Margie Wagner, of Cakes by Margie, has been a vendor at all of the past bridal expos sponsored by The Sentinel, but this was the first year her display included a tray of cupcakes. The confections, decorated with swirls of turquoise icing, showcased a new trend that has become popular at wedding receptions, Wagner said.
Another new item was on display at the Kish Printing booth. Kay Semler showcased a large seating chart that almost resembled a giant menu, printed on a sturdy posterboard suitable for future framing.
The seating chart replaces the traditional table holding tiny place cards at the entrance of the reception, Semler said. All of the guests are listed on the chart, with their table number printed after their name. When guests arrive, they merely find their name on the chart, check their table number, then look for their seat.
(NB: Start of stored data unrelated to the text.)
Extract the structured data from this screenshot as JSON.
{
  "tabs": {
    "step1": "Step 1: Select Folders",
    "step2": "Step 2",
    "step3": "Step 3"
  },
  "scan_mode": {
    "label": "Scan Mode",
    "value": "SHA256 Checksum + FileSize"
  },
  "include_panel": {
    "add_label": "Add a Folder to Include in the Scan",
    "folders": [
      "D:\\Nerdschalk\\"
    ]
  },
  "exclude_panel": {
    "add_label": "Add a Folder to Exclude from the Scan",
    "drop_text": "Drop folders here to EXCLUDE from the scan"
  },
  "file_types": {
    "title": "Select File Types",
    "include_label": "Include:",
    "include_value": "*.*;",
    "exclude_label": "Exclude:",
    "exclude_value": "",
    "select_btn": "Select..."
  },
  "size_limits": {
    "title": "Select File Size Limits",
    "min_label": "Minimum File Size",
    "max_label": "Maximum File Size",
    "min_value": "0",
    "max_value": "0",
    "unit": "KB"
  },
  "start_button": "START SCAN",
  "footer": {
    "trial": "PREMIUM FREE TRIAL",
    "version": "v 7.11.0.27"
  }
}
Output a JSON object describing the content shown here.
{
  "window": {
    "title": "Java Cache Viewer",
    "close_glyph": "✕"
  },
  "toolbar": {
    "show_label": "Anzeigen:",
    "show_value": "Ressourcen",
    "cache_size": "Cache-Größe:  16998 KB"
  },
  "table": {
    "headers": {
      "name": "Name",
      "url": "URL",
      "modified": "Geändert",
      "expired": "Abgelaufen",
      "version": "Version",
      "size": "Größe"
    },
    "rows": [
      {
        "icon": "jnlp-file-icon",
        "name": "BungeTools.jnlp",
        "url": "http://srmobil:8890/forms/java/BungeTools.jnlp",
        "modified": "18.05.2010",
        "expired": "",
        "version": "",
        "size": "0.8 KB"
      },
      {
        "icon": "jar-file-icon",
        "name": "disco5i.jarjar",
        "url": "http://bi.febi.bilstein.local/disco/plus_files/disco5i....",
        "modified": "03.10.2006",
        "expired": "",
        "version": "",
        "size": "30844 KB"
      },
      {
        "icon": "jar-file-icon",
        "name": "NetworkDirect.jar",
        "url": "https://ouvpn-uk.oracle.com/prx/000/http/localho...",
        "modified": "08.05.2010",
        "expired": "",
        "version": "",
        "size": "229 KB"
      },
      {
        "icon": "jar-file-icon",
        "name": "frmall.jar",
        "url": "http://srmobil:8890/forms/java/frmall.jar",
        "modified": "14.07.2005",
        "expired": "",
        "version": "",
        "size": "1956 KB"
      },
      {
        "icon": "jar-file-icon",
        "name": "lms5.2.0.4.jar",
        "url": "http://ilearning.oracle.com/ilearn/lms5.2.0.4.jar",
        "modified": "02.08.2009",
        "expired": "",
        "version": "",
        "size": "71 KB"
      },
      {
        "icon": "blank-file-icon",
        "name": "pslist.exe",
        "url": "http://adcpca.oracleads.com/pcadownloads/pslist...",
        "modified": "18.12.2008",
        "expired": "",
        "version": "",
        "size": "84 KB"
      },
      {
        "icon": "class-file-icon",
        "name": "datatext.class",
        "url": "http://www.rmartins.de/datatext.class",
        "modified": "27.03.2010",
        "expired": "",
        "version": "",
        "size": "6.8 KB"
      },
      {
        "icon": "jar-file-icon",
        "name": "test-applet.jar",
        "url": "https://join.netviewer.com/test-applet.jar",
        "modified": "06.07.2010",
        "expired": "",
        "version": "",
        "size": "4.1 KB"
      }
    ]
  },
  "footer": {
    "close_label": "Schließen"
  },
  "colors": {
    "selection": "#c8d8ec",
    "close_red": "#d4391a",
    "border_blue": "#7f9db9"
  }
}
While seating charts are a new trend, Semler sees the recent "Save the date" cards fading in popularity. Now, many bridal couples are personalizing their stationery items with photos or meaningful artwork that can be printed onto announcements, invitations, and even fans meant for guests to use at outdoor weddings.
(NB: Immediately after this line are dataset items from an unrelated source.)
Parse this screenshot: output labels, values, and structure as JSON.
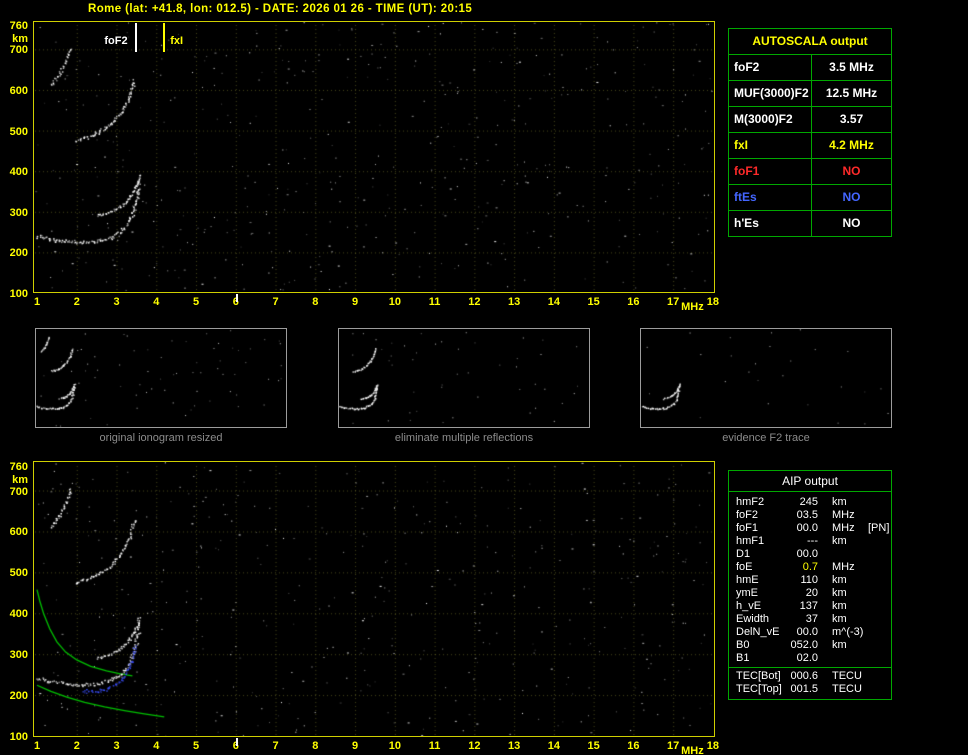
{
  "header": {
    "title": "Rome (lat: +41.8, lon: 012.5) - DATE: 2026 01 26 - TIME (UT): 20:15"
  },
  "axes": {
    "y_ticks": [
      760,
      700,
      600,
      500,
      400,
      300,
      200,
      100
    ],
    "y_unit": "km",
    "x_ticks": [
      1,
      2,
      3,
      4,
      5,
      6,
      7,
      8,
      9,
      10,
      11,
      12,
      13,
      14,
      15,
      16,
      17,
      18
    ],
    "x_unit": "MHz"
  },
  "top_plot": {
    "markers": [
      {
        "label": "foF2",
        "freq": 3.5,
        "color": "#ffffff",
        "side": "left"
      },
      {
        "label": "fxI",
        "freq": 4.2,
        "color": "#ffff00",
        "side": "right"
      }
    ],
    "trace_keys": [
      "hop1",
      "xmode",
      "hop2",
      "hop3"
    ],
    "lines": []
  },
  "bottom_plot": {
    "markers": [],
    "trace_keys": [
      "hop1",
      "xmode",
      "hop2",
      "hop3",
      "restored"
    ],
    "lines": [
      "profile_upper",
      "profile_lower"
    ]
  },
  "traces": {
    "hop1": {
      "rgb": "255,255,255",
      "w": 2.4,
      "points": [
        [
          1.0,
          242
        ],
        [
          1.3,
          234
        ],
        [
          1.7,
          228
        ],
        [
          2.1,
          226
        ],
        [
          2.5,
          229
        ],
        [
          2.8,
          236
        ],
        [
          3.0,
          246
        ],
        [
          3.2,
          262
        ],
        [
          3.35,
          286
        ],
        [
          3.45,
          315
        ],
        [
          3.52,
          350
        ],
        [
          3.57,
          392
        ]
      ]
    },
    "xmode": {
      "rgb": "255,255,255",
      "w": 1.8,
      "points": [
        [
          2.5,
          292
        ],
        [
          2.8,
          300
        ],
        [
          3.05,
          311
        ],
        [
          3.25,
          328
        ],
        [
          3.42,
          352
        ],
        [
          3.53,
          378
        ]
      ]
    },
    "hop2": {
      "rgb": "255,255,255",
      "w": 2.0,
      "points": [
        [
          1.95,
          476
        ],
        [
          2.25,
          484
        ],
        [
          2.55,
          497
        ],
        [
          2.85,
          517
        ],
        [
          3.1,
          545
        ],
        [
          3.3,
          582
        ],
        [
          3.45,
          630
        ]
      ]
    },
    "hop3": {
      "rgb": "255,255,255",
      "w": 1.8,
      "points": [
        [
          1.35,
          612
        ],
        [
          1.55,
          640
        ],
        [
          1.72,
          672
        ],
        [
          1.85,
          706
        ]
      ]
    },
    "restored": {
      "rgb": "60,80,255",
      "w": 2.2,
      "points": [
        [
          2.15,
          210
        ],
        [
          2.5,
          211
        ],
        [
          2.8,
          219
        ],
        [
          3.05,
          233
        ],
        [
          3.25,
          256
        ],
        [
          3.38,
          285
        ],
        [
          3.47,
          318
        ]
      ]
    }
  },
  "lines": {
    "profile_upper": {
      "color": "#00c000",
      "points": [
        [
          1.0,
          458
        ],
        [
          1.07,
          430
        ],
        [
          1.17,
          398
        ],
        [
          1.32,
          362
        ],
        [
          1.5,
          330
        ],
        [
          1.72,
          305
        ],
        [
          2.0,
          286
        ],
        [
          2.35,
          270
        ],
        [
          2.75,
          259
        ],
        [
          3.1,
          252
        ],
        [
          3.4,
          247
        ]
      ]
    },
    "profile_lower": {
      "color": "#00c000",
      "points": [
        [
          1.0,
          224
        ],
        [
          1.35,
          209
        ],
        [
          1.75,
          195
        ],
        [
          2.2,
          182
        ],
        [
          2.7,
          171
        ],
        [
          3.2,
          162
        ],
        [
          3.7,
          154
        ],
        [
          4.2,
          147
        ]
      ]
    }
  },
  "autoscala_table": {
    "title": "AUTOSCALA output",
    "rows": [
      {
        "param": "foF2",
        "value": "3.5 MHz",
        "color": "#ffffff"
      },
      {
        "param": "MUF(3000)F2",
        "value": "12.5 MHz",
        "color": "#ffffff"
      },
      {
        "param": "M(3000)F2",
        "value": "3.57",
        "color": "#ffffff"
      },
      {
        "param": "fxI",
        "value": "4.2 MHz",
        "color": "#ffff00"
      },
      {
        "param": "foF1",
        "value": "NO",
        "color": "#ff2a2a"
      },
      {
        "param": "ftEs",
        "value": "NO",
        "color": "#4466ff"
      },
      {
        "param": "h'Es",
        "value": "NO",
        "color": "#ffffff"
      }
    ]
  },
  "thumbnails": [
    {
      "caption": "original ionogram resized",
      "trace_keys": [
        "hop1",
        "xmode",
        "hop2",
        "hop3"
      ],
      "noise": 70
    },
    {
      "caption": "eliminate multiple reflections",
      "trace_keys": [
        "hop1",
        "xmode",
        "hop2"
      ],
      "noise": 48
    },
    {
      "caption": "evidence F2 trace",
      "trace_keys": [
        "hop1",
        "xmode"
      ],
      "noise": 26
    }
  ],
  "aip_table": {
    "title": "AIP output",
    "rows": [
      {
        "param": "hmF2",
        "value": "245",
        "unit": "km",
        "note": ""
      },
      {
        "param": "foF2",
        "value": "03.5",
        "unit": "MHz",
        "note": ""
      },
      {
        "param": "foF1",
        "value": "00.0",
        "unit": "MHz",
        "note": "[PN]"
      },
      {
        "param": "hmF1",
        "value": "---",
        "unit": "km",
        "note": ""
      },
      {
        "param": "D1",
        "value": "00.0",
        "unit": "",
        "note": ""
      },
      {
        "param": "foE",
        "value": "0.7",
        "unit": "MHz",
        "note": "",
        "color": "#ffff00"
      },
      {
        "param": "hmE",
        "value": "110",
        "unit": "km",
        "note": ""
      },
      {
        "param": "ymE",
        "value": "20",
        "unit": "km",
        "note": ""
      },
      {
        "param": "h_vE",
        "value": "137",
        "unit": "km",
        "note": ""
      },
      {
        "param": "Ewidth",
        "value": "37",
        "unit": "km",
        "note": ""
      },
      {
        "param": "DelN_vE",
        "value": "00.0",
        "unit": "m^(-3)",
        "note": ""
      },
      {
        "param": "B0",
        "value": "052.0",
        "unit": "km",
        "note": ""
      },
      {
        "param": "B1",
        "value": "02.0",
        "unit": "",
        "note": ""
      }
    ],
    "tec_rows": [
      {
        "param": "TEC[Bot]",
        "value": "000.6",
        "unit": "TECU"
      },
      {
        "param": "TEC[Top]",
        "value": "001.5",
        "unit": "TECU"
      }
    ]
  },
  "misc": {
    "interference_freq": 6.0
  }
}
While some of the brides-to-be attending the expo are just embarking on their wedding planning, other brides are headed to the altar soon, but couldn't resist the expo.
Rebecca Filson, of Lewistown, who will marry Michael Reeder of Newport on June 8, attended the expo because "it's a chance to see the local options." While most of her wedding planning is done, Filson said she attended the expo to get ideas "to help with the last minute details."
Ashley Kitting, of McVeytown, had the same idea, and it paid off for her. Her wedding to Greg Dunmire, also of McVeytown, will take place on Aug. 17, and while she said most of her planning is complete, she came to the expo "for ideas and to see if I forgot anything." At the expo she found ideas for jewelry gifts for her bridesmaids.
In addition to visiting vendor tables, guests at the expo heard a presentation on prom gown trends, saw live models in gowns from Simply Elegant Bridal Shop, of State College, and watched a dancing demonstration by Jessie Foster and Valerie Zehring, of Jessie Foster's Ballroom Dance School in Harrisburg.
Angela Seler, of Fabulous Formals by Laurajean in McClure, told the crowd that the popular prom gown colors this year are "soft, subtle pastels. There are still some prints out there, but black and white and gold, and pastels are popular this year."
Kristen Ortiz, of Simply Elegant Bridal, showed four gowns that she said flatter all body shapes, especially the drop waist style and the fit and flare style. Her young daughter also modeled a flower girl dress, which was "simple and classic," she said.
Brides thinking beyond the wedding also found ideas for honeymoons at the expo.
"The ah-ha moment, the eyes-lighting-up moment at our table is the honeymoon registry," said Susan Blyth, who manned the L&S Travel table for her daughter, Lindsay Smith, who owns the Centre Hall-based business.
A honeymoon registry, she explained, works like a gift registry, with the gift being money put toward the couple's honeymoon. Blyth said one of her daughter's clients had 50 percent of the cost of their honeymoon paid through the registry. A lot of brides were interested in that aspect of the travel agency's services, she said.